Trump is also playing on Moscow’s side because he does not believe in the value of alliances. He believes only in the value of the account. For him, supporting Ukraine is an expendable item in the budget. For his electorate, it is “someone else’s war for our money.” Putin has been working in this vein since the first days of the full-scale invasion: “war fatigue,” “close the border,” “think about your own people.” And Trump, building his campaign on isolationism, naturally picks up the Kremlin’s mantra: “why should we pay for democracy somewhere out there, on the outskirts of Europe.” For Russian strategy, this is an ideal ally: the leader of a superpower who voluntarily refuses to look beyond his own border.

When Trump says: “I inherited this war. It would never have happened if there had been the right president,” he simultaneously devalues the Ukrainian resistance and gives the Kremlin a gift. Because behind this phrase lies a simple subtext: the war is not the result of Russian imperial policy, not the result of twenty years of revanchism, the destruction of international norms, and preparations for annexations. The war is an “administration error.” This means that it can be corrected administratively, without punishing the real aggressor. And if so, then Putin is not the problem either. The problem is only the “wrong president,” who must be changed.

In this construction, Kyiv is transformed from an ally into a burden, from a partner into a bargaining chip. And that is why Trump’s rhetoric about the plan for Ukraine is so frankly cynical: “he’ll have to like it.” This is not even imperial language. This is the language of an auction: if you don’t like the conditions, you simply leave the hall without buying.

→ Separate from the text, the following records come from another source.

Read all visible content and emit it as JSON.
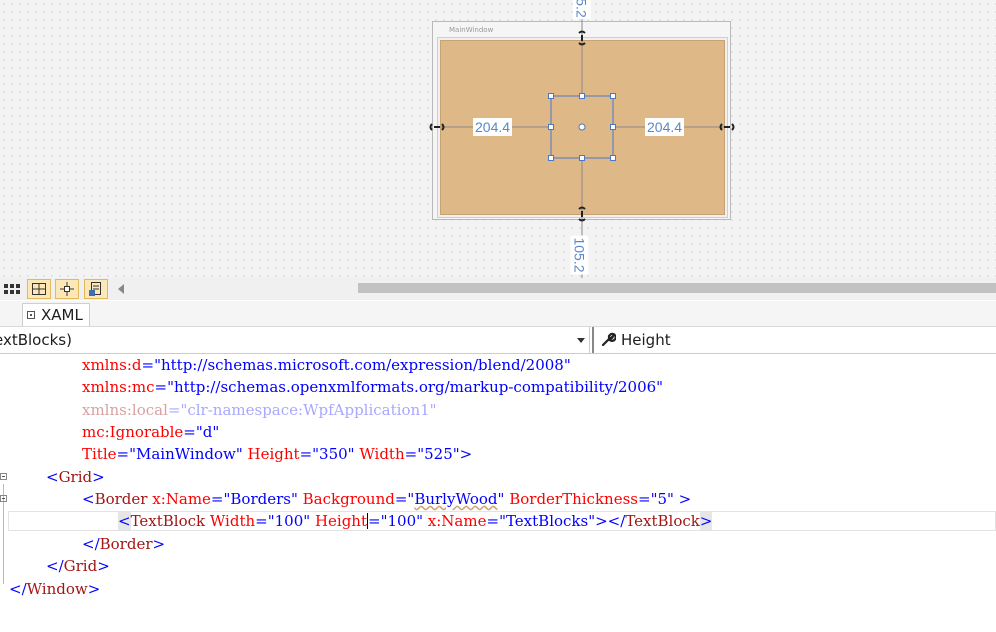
{
  "designer": {
    "window_title": "MainWindow",
    "dim_top": "5.2",
    "dim_bottom": "105.2",
    "dim_left": "204.4",
    "dim_right": "204.4",
    "border_color": "#deb887",
    "accent": "#5b87c6"
  },
  "toolbar": {
    "buttons": [
      "grid-view-icon",
      "snap-grid-icon",
      "snap-lines-icon",
      "design-data-icon"
    ]
  },
  "tab": {
    "label": "XAML"
  },
  "navbar": {
    "element_path": "extBlocks)",
    "property": "Height"
  },
  "code": {
    "l1_attr": "xmlns:d",
    "l1_val": "\"http://schemas.microsoft.com/expression/blend/2008\"",
    "l2_attr": "xmlns:mc",
    "l2_val": "\"http://schemas.openxmlformats.org/markup-compatibility/2006\"",
    "l3_attr": "xmlns:local",
    "l3_val": "\"clr-namespace:WpfApplication1\"",
    "l4_attr": "mc:Ignorable",
    "l4_val": "\"d\"",
    "l5_a1": "Title",
    "l5_v1": "\"MainWindow\"",
    "l5_a2": "Height",
    "l5_v2": "\"350\"",
    "l5_a3": "Width",
    "l5_v3": "\"525\"",
    "l5_close": ">",
    "l6_open": "<",
    "l6_tag": "Grid",
    "l6_close": ">",
    "l7_open": "<",
    "l7_tag": "Border",
    "l7_a1": "x:Name",
    "l7_v1": "\"Borders\"",
    "l7_a2": "Background",
    "l7_v2a": "\"",
    "l7_v2b": "BurlyWood",
    "l7_v2c": "\"",
    "l7_a3": "BorderThickness",
    "l7_v3": "\"5\"",
    "l7_close": " >",
    "l8_open": "<",
    "l8_tag": "TextBlock",
    "l8_a1": "Width",
    "l8_v1": "\"100\"",
    "l8_a2": "Height",
    "l8_v2": "\"100\"",
    "l8_a3": "x:Name",
    "l8_v3": "\"TextBlocks\"",
    "l8_mid": "></",
    "l8_tag2": "TextBlock",
    "l8_close": ">",
    "l9_open": "</",
    "l9_tag": "Border",
    "l9_close": ">",
    "l10_open": "</",
    "l10_tag": "Grid",
    "l10_close": ">",
    "l11_open": "</",
    "l11_tag": "Window",
    "l11_close": ">"
  }
}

The only difference is that here the “goods” are not an apartment in New York, but pieces of a living country that is defending itself from an aggressor.

The question is not whether Trump loves Moscow. The question is that he does not love anything that stands between him and his internal narrative of a winner. NATO stands. The EU stands. Ukraine stands. Putin does not stand – he fits into this story as a “difficult but manageable opponent” with whom one can play the “deal of the century”. Therefore, Trump’s voice, no matter how he justifies himself, resonates with the Kremlin. And while he is telling Ukraine: “Accept, because you have no cards”, somewhere in an office on Staraya Square someone is checking off the box: “Ukraine’s subjectivity has been completely undermined in the eyes of the West.”

Trump can convince himself as much as he wants that he is simply putting America above all else. But when America closes in on itself, when it stops seeing the difference between victim and aggressor, when it is ready to exchange pieces of foreign territories for beautiful headlines in newspapers, it always plays for one player. For the one who does not believe in law, but believes only in force. For Moscow. Even if the one who signs the papers repeats until the last day: “I am not on anyone’s side. I just make profitable deals.”